— Кстати о Бисмарке, — его уже понесло, — почему это он сказал — еврей, а не англичанин? Дизраэли с ним торговался, вот и был для него евреем, это естественно.
— Насчет отношения Бисмарка к евреям ты не увлекайся, — предостерег Гаркави, — ты поаккуратней, старик. Он облегчил их бремя.

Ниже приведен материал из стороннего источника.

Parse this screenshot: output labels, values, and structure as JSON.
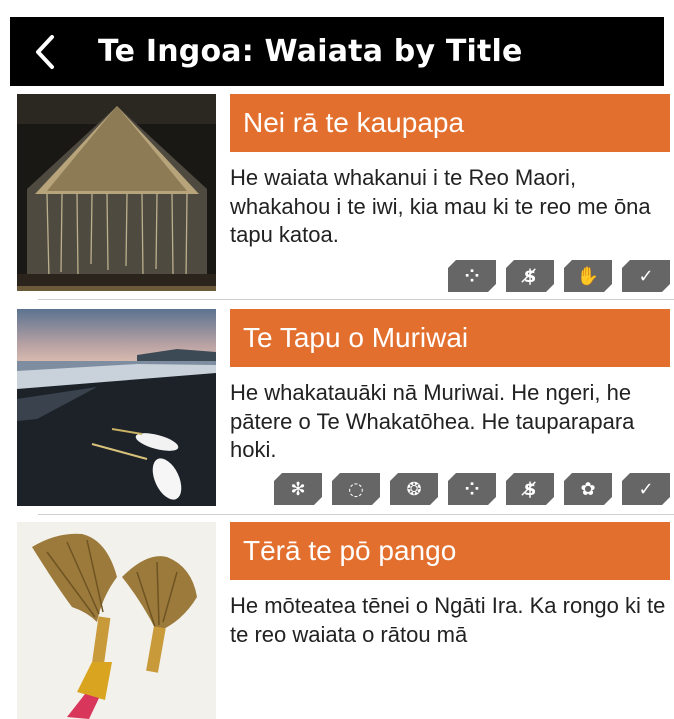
{
  "header": {
    "title": "Te Ingoa: Waiata by Title"
  },
  "items": [
    {
      "title": "Nei rā te kaupapa",
      "description": "He waiata whakanui i te Reo Maori, whakahou i te iwi, kia mau ki te reo me ōna tapu katoa.",
      "icons": [
        "pattern-icon",
        "no-money-icon",
        "hand-icon",
        "check-icon"
      ]
    },
    {
      "title": "Te Tapu o Muriwai",
      "description": "He whakatauāki nā Muriwai.  He ngeri, he pātere o Te Whakatōhea.  He tauparapara hoki.",
      "icons": [
        "sparkle-icon",
        "circle-icon",
        "swirl-icon",
        "pattern-icon",
        "no-money-icon",
        "plant-icon",
        "check-icon"
      ]
    },
    {
      "title": "Tērā te pō pango",
      "description": "He mōteatea tēnei o Ngāti Ira.  Ka rongo ki te te reo waiata o rātou mā",
      "icons": []
    }
  ]
}
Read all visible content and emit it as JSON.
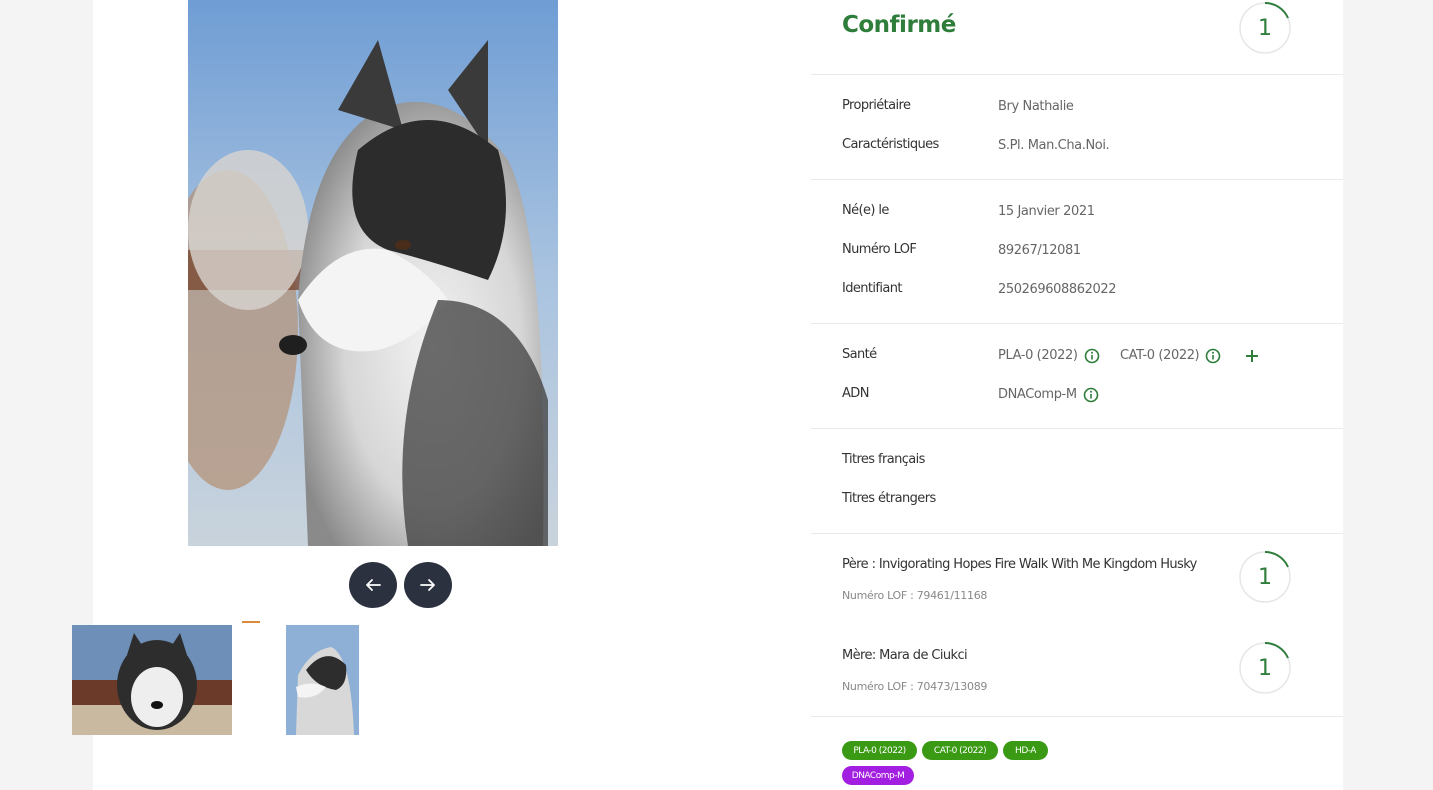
{
  "gallery": {
    "prev_label": "Précédent",
    "next_label": "Suivant"
  },
  "status": {
    "title": "Confirmé",
    "badge_count": "1"
  },
  "details": {
    "owner": {
      "label": "Propriétaire",
      "value": "Bry Nathalie"
    },
    "features": {
      "label": "Caractéristiques",
      "value": "S.Pl. Man.Cha.Noi."
    },
    "birth": {
      "label": "Né(e) le",
      "value": "15 Janvier 2021"
    },
    "lof": {
      "label": "Numéro LOF",
      "value": "89267/12081"
    },
    "identifier": {
      "label": "Identifiant",
      "value": "250269608862022"
    }
  },
  "health": {
    "label": "Santé",
    "items": [
      "PLA-0 (2022)",
      "CAT-0 (2022)"
    ],
    "icon": "info-icon",
    "add_icon": "plus-icon"
  },
  "dna": {
    "label": "ADN",
    "value": "DNAComp-M"
  },
  "titles": {
    "french": "Titres français",
    "foreign": "Titres étrangers"
  },
  "father": {
    "name": "Père : Invigorating Hopes Fire Walk With Me Kingdom Husky",
    "lof": "Numéro LOF : 79461/11168",
    "badge_count": "1"
  },
  "mother": {
    "name": "Mère: Mara de Ciukci",
    "lof": "Numéro LOF : 70473/13089",
    "badge_count": "1"
  },
  "tags": [
    "PLA-0 (2022)",
    "CAT-0 (2022)",
    "HD-A",
    "DNAComp-M"
  ],
  "colors": {
    "accent_green": "#2e7d3a",
    "tag_green": "#3a9a14",
    "tag_purple": "#a21ee0",
    "nav_button": "#2c3140",
    "thumb_marker": "#d98a3a"
  }
}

— Ах да, он же что-то такое говорил про выведение великой расы. Как это? «Немецкий жеребец с еврейской кобылой».
— Прямо Кентуккийские скачки[14], — сказал Шлоссберг. — И всем хорошо.
— Зачем придираться к словам, — сказал Голдстон. — Он старый кавалерист. В его устах это был такой способ оценить лучшие качества тех и других.

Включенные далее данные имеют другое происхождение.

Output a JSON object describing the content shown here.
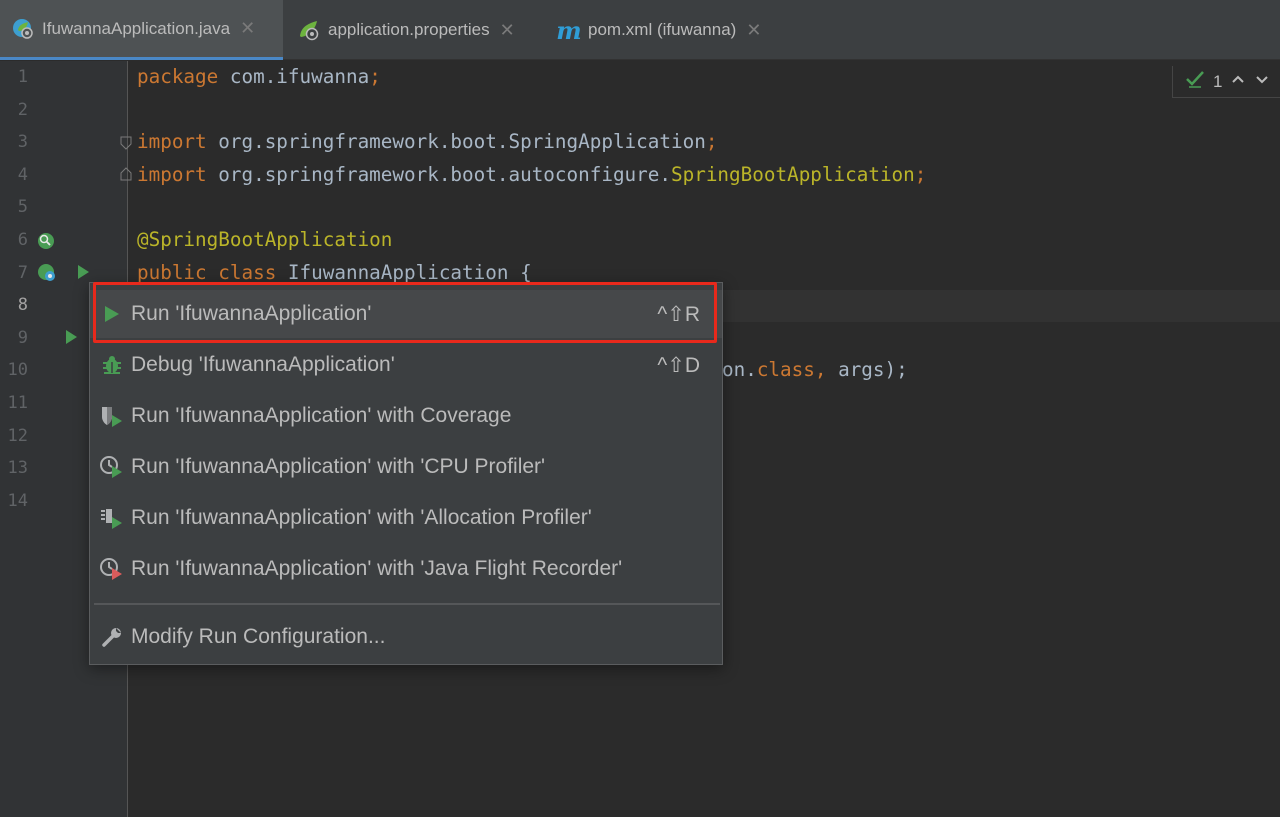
{
  "tabs": [
    {
      "label": "IfuwannaApplication.java",
      "icon": "spring-boot-class-icon",
      "active": true
    },
    {
      "label": "application.properties",
      "icon": "spring-properties-icon",
      "active": false
    },
    {
      "label": "pom.xml (ifuwanna)",
      "icon": "maven-icon",
      "active": false
    }
  ],
  "inspection": {
    "count": "1"
  },
  "line_numbers": [
    "1",
    "2",
    "3",
    "4",
    "5",
    "6",
    "7",
    "8",
    "9",
    "10",
    "11",
    "12",
    "13",
    "14"
  ],
  "code": {
    "l1_kw": "package",
    "l1_rest": " com.ifuwanna",
    "l1_semi": ";",
    "l3_kw": "import",
    "l3_rest": " org.springframework.boot.SpringApplication",
    "l3_semi": ";",
    "l4_kw": "import",
    "l4_rest": " org.springframework.boot.autoconfigure.",
    "l4_cls": "SpringBootApplication",
    "l4_semi": ";",
    "l6_ann": "@SpringBootApplication",
    "l7_kw": "public class",
    "l7_rest": " IfuwannaApplication {",
    "l10_tail_a": "on.",
    "l10_tail_kw": "class",
    "l10_tail_comma": ",",
    "l10_tail_b": " args);"
  },
  "menu": {
    "items": [
      {
        "label": "Run 'IfuwannaApplication'",
        "shortcut": "^⇧R",
        "icon": "run-icon"
      },
      {
        "label": "Debug 'IfuwannaApplication'",
        "shortcut": "^⇧D",
        "icon": "debug-icon"
      },
      {
        "label": "Run 'IfuwannaApplication' with Coverage",
        "shortcut": "",
        "icon": "coverage-icon"
      },
      {
        "label": "Run 'IfuwannaApplication' with 'CPU Profiler'",
        "shortcut": "",
        "icon": "cpu-profiler-icon"
      },
      {
        "label": "Run 'IfuwannaApplication' with 'Allocation Profiler'",
        "shortcut": "",
        "icon": "allocation-profiler-icon"
      },
      {
        "label": "Run 'IfuwannaApplication' with 'Java Flight Recorder'",
        "shortcut": "",
        "icon": "flight-recorder-icon"
      }
    ],
    "modify": {
      "label": "Modify Run Configuration...",
      "icon": "wrench-icon"
    }
  },
  "colors": {
    "accent": "#4a88c7",
    "run_green": "#499c54",
    "highlight_red": "#e8291c"
  }
}
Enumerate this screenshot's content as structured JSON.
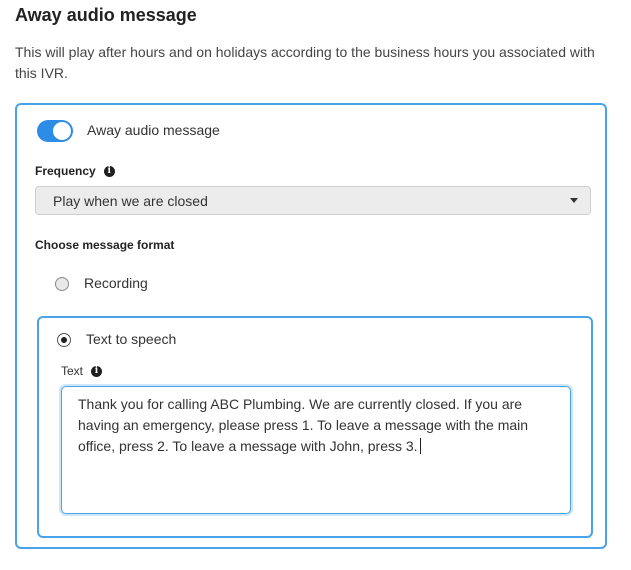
{
  "section": {
    "title": "Away audio message",
    "description": "This will play after hours and on holidays according to the business hours you associated with this IVR."
  },
  "toggle": {
    "label": "Away audio message",
    "enabled": true,
    "accent_color": "#2d8ce6"
  },
  "frequency": {
    "label": "Frequency",
    "info_icon": "info-icon",
    "selected_value": "Play when we are closed"
  },
  "message_format": {
    "label": "Choose message format",
    "options": [
      {
        "label": "Recording",
        "selected": false
      },
      {
        "label": "Text to speech",
        "selected": true
      }
    ]
  },
  "tts": {
    "text_label": "Text",
    "info_icon": "info-icon",
    "text_value": "Thank you for calling ABC Plumbing. We are currently closed. If you are having an emergency, please press 1.  To leave a message with the main office, press 2. To leave a message with John, press 3."
  },
  "colors": {
    "accent": "#2d8ce6",
    "card_border": "#4aa3e8"
  }
}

— Кому нужны его комплименты? — сказал Шлоссберг. — Его кто-то просил?
— Для вас это лестно звучит? — Левенталь перестал теребить загривок, вопросительно вскинул руку.
— A-а, я понимаю, что ты имеешь в виду, — сказал Голдстон. — Ты на него валишь нынешних немцев.
— Да нет же! — крикнул Левенталь. — Но почему вас так радует комплимент Бисмарка, притом довольно сомнительный комплимент?
— И что ты взъелся на Дизраэли? — спросил Гаркави.
— Абсолютно я не взъелся. Но он решил руководить Англией. Вопреки тому факту, что он еврей, а вовсе не потому, что так уж ему нужны империи. Народ смеялся над его носом — он занялся боксом; смеялись над его поэтическими шелками — он нацепил все черное; над его книгами смеялись — он их всем совал напоказ. Занялся политикой, стал премьер-министром. И все на нервной почве.
— Да ладно тебе, — сказал Гаркави.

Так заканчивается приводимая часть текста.